Runda ósma, czyli plan, lub prawie plan kontrataku

396 45 9
                                    



Gwałtownie podniosłem głowę z pomiędzy ramion, i popatrzyłem na ucieszonego bruneta, który aktualnie tłumaczył coś z uśmiechem pozostałym.

-Ale jak to? Jaka impreza?- byłem zdezorientowany. Zbyt wiele wydarzeń i emocji robi mi w głowie jeden wielki rozpierdziel.

Chłopaki spojrzeli na mnie wesołością.

-Bo... uwaga, uwaga... moi starzy jadą na weekend do dziadków! Cała chata wolna! A to oznacza... Eee... grę... grę w karty.- dokończył ciszej, ze względu na przechodzącą obok nas nauczycielkę chemii. Skubana laborantka jest niezwykle uzdolniona, jeśli chodzi o rujnowanie jakichkolwiek przedsięwzięć mających na celu integrację, zwłaszcza tą koedukacyjną. Chyba nie zdaje sobie sprawy, że przez całowanie nie można zaciążyć, bo pary liżące się na korytarzu gani jakby co najmniej kręcili porno. Gdyby usłyszała słowo klucz, zapewne objęłaby nas kwarantanną, ze względu na nasze "niebezpieczne" hormony. Specjalistyczny kod awaryjny ustaliliśmy już dawno temu, kiedy tylko imprezy ewoluowały z kinder-party do poważnych posiadówek, z alkoholem i macaniem się po kontach. Tak więc "gra w karty" równa się wiadomo co. 
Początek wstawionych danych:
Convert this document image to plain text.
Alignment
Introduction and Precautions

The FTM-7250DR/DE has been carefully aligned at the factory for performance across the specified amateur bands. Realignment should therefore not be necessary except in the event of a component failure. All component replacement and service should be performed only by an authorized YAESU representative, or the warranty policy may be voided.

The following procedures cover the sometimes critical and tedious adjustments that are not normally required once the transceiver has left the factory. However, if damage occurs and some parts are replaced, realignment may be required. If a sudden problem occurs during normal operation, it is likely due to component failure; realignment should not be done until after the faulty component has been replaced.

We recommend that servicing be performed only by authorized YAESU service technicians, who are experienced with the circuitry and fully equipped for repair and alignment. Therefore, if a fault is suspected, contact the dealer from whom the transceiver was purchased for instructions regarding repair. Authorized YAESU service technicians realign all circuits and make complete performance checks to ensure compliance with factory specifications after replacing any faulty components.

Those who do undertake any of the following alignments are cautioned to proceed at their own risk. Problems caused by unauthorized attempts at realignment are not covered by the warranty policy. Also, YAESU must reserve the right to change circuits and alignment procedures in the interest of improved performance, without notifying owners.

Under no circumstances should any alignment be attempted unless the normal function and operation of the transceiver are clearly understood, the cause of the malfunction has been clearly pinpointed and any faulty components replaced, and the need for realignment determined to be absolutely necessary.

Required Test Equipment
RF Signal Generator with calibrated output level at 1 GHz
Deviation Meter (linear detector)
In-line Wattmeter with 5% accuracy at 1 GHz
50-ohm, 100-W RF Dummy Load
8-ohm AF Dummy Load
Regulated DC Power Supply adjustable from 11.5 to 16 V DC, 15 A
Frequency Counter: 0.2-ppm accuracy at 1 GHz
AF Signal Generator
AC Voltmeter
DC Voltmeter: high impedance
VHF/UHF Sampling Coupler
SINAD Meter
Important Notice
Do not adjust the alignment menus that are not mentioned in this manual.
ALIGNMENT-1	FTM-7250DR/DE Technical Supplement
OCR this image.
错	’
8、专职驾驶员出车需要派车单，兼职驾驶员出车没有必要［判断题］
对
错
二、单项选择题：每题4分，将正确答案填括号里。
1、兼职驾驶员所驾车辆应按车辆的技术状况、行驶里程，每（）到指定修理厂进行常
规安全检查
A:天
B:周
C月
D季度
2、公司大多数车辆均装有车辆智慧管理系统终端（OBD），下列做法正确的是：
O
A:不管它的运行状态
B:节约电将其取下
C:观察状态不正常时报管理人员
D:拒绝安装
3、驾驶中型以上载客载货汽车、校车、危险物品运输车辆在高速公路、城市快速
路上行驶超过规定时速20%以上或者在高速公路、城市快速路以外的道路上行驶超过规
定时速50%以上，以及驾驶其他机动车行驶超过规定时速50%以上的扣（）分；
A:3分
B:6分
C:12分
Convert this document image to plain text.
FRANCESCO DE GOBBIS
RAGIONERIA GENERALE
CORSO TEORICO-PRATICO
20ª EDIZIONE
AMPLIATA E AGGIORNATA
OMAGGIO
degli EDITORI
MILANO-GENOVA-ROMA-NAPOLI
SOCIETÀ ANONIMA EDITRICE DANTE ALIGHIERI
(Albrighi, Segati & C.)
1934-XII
Kiedy w końcu babochłop w kitlu znalazł się na odległości względnie bezpiecznej, chłopak wznowił urwaną rozmowę, jednak nadal bacznie wodząc wzrokiem za oddalającą się kobietą, prawdopodobnie kobietą.

-W sobotę. Godzina jeszcze do ustalenia, tak samo jak maksymalna ilość osób.- zaśmiałem się zakrywając usta dłonią. Maksymalna liczba osób? Przecież i tak wiadomo że koniec końców przyjdzie cała szkoła. Tak się kończą imprezki organizowanie przez tego delikwenta. -No co?- popatrzył na mnie z wyrzutem, pewnie w reakcji na moje podśmiechujki.

-Nic, tylko dzisiaj wszyscy zaprzeczają swojej naturze. Trochę mnie już to męczy.- odpowiedziałem, ponownie zwieszając głowę, by ukryć rozbawienie. Mimo to poczułem charakterystyczny dreszcz na plecach, dający mi znać że ktoś się na mnie patrzy. Jak się okazało, to czterooki rzucał mi wymowne spojrzenie, jakby takie "powariowałeś?!". Nie rozumiałem o co chodzi, do czasu...

-Ale jak to "wszyscy"?- odezwał się rudzielec, lustrując mnie podejrzliwym wzrokiem. No nie, akurat w tym momencie musiała mu się inteligencja załączyć? Szlag by to...

-Nie ważne! Co tam o tej imprezie?!- wykrzesałem z siebie tyle udawanego entuzjazmu, ile mi pozostał. Obawiam się jednak, że zużyłem już mój dożywotni zapas aktorstwa. Na szczęście jak się okazało nie na darmo. Mike już ze szczerym entuzjazmem powrócił do meritum.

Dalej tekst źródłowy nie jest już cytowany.